A classificação do São Paulo evidenciou algo além do progresso do time de Rogério Ceni, que sob o ponto de vista tático é dos mais promissores treinadores brasileiros. Do outro lado, está um Corinthians que prova como nem sempre a reunião de qualidade técnica resulta em juntar talentos complementares. Fazer deste elenco um time competitivo, intenso como pede o jogo atual, é mais complexo do que parece.

CELEBRAÇÃO À VIDA

Não houve momento mais tocante no fim de semana do que a entrada em campo do dinamarquês Eriksen, em seus primeiros minutos com a seleção nove meses após a parada cardíaca sofrida em campo na Eurocopa. 

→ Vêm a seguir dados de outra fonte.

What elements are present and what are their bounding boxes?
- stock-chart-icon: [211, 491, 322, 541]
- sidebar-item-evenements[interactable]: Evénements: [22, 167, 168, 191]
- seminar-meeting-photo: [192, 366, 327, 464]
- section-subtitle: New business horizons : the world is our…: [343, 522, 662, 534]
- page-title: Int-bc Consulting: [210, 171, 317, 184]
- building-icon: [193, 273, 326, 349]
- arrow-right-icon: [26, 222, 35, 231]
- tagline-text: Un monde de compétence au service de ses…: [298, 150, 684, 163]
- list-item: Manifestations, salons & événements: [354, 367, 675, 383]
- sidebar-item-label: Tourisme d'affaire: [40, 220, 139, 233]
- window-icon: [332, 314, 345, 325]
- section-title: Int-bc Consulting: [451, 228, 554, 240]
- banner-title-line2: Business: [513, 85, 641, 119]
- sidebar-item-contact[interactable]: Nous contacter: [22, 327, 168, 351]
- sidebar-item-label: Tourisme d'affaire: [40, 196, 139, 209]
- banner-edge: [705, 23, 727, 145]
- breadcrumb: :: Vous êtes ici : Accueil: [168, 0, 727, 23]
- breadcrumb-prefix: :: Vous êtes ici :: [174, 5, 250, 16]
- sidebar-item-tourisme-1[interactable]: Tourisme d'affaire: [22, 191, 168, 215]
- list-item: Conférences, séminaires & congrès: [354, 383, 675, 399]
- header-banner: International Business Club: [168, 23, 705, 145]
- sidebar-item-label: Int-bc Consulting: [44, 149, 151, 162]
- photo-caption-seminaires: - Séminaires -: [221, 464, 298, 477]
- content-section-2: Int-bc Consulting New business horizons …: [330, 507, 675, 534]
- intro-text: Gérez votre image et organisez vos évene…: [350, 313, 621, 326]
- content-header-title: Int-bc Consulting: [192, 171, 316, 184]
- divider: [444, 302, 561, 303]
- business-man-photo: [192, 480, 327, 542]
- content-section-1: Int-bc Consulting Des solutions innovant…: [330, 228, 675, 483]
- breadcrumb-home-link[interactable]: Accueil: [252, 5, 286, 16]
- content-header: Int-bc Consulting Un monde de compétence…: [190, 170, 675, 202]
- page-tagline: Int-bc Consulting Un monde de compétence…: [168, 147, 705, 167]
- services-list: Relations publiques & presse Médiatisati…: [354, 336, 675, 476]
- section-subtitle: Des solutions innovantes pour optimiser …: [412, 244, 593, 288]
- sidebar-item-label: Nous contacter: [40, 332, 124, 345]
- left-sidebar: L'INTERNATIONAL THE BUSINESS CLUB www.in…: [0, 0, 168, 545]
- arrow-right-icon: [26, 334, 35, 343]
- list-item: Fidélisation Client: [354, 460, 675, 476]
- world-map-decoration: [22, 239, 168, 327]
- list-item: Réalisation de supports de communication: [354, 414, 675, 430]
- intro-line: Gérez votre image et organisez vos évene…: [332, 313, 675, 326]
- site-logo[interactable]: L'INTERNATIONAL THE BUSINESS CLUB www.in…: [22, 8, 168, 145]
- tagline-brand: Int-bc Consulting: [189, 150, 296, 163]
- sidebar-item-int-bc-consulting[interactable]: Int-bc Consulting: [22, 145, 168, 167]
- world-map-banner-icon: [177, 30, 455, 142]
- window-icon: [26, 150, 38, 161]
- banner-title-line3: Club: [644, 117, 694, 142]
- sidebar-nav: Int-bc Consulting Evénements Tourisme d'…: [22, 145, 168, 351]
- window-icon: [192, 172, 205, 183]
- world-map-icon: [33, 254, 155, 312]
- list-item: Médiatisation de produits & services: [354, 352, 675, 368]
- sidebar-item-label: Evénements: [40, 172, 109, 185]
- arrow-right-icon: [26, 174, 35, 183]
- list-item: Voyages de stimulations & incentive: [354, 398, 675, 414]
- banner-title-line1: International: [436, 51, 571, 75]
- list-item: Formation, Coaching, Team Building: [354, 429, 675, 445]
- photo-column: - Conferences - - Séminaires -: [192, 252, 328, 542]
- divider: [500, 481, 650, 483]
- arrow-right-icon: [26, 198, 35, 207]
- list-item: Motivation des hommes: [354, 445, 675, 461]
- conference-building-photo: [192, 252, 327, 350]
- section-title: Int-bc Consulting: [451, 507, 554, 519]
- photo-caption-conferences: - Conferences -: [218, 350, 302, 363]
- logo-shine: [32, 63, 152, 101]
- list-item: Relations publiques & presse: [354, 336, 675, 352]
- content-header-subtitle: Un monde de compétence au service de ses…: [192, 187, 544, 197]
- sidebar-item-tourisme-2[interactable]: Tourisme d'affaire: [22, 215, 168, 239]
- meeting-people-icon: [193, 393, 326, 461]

A forma como foi recebido e ovacionado pela torcida holandesa, inclusive após marcar um gol sobre os donos da casa, prova que ali se celebrava a vida. Muito além do resultado esportivo.

A CÓPIA

Momentos de crise são propícios à disseminação de tolices. Que o diga a Itália, fora do segundo Mundial seguido. O ex-técnico Fábio Capello disse que o erro do país é "copiar o estilo de Guardiola sem ter qualidade". Primeiro, engana a audiência com a tese de que o "estilo Guardiola" só é acessível a craques e de que o trabalho de um treinador pode ser "copiado". Depois, esquece que, seja lá com que estilo, a Itália venceu a Eurocopa há nove meses.